Purcell révèle alors les conséquences théologiques désirées de cette révolution : « Cela offrirait la possibilité de déplacer l’accent mis sur la célébration de l’eucharistie pour le porter sur l’annonce du Royaume ». Faisant écho au mantra rebattu des années 70, Purcell nous assure solennellement que « Jésus annonçait la venue du Royaume de Dieu, et non sa propre personne ».
Il met en contraste cette perspective avec l’accent (présumé funeste) que l’on met sur la consécration du pain et du vin et la « présence réelle » [de Jésus] – qui s’est développé avec le temps.
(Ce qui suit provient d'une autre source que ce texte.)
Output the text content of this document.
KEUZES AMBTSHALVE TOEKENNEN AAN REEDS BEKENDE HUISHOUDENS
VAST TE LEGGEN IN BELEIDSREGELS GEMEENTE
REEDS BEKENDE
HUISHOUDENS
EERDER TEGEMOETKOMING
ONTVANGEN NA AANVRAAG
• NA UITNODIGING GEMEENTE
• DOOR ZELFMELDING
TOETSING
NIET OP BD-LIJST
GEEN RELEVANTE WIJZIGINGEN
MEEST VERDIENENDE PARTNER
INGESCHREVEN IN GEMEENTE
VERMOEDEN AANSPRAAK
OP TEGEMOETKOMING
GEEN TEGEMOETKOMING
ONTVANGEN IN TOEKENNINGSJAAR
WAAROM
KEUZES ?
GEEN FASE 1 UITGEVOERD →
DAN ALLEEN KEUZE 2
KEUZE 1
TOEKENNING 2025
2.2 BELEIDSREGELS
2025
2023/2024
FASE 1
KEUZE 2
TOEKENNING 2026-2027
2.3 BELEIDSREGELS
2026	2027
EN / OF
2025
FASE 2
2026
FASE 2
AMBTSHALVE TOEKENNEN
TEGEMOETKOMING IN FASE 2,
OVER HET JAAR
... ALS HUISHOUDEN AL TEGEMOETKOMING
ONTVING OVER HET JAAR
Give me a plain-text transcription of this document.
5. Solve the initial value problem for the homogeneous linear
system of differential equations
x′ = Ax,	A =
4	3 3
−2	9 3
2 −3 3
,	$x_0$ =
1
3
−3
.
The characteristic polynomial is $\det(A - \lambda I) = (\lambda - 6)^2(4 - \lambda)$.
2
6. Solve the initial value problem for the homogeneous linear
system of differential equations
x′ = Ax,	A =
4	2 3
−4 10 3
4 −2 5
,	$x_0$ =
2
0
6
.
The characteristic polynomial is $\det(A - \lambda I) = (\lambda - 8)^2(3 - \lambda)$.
Dans un saut de logique étonnant (pour ne pas dite théo-logique) on nous informe que « Jésus a enseigné à ses disciples le « Notre Père » et non « comment présider l’Eucharistie » ou « dire la Messe ». La référence obligatoire au « cheminement de foi », est accompagnée par la confession de l’auteur que « bien que l’eucharistie soit une nourriture très spéciale pour mon cheminement »… « le cheminement est premier et non la nourriture », et tant pis pour « si vous ne mangez la chair du Fils de l’Homme et ne buvez son sang, vous n’aurez pas la vie en vous » (Jn 6 53)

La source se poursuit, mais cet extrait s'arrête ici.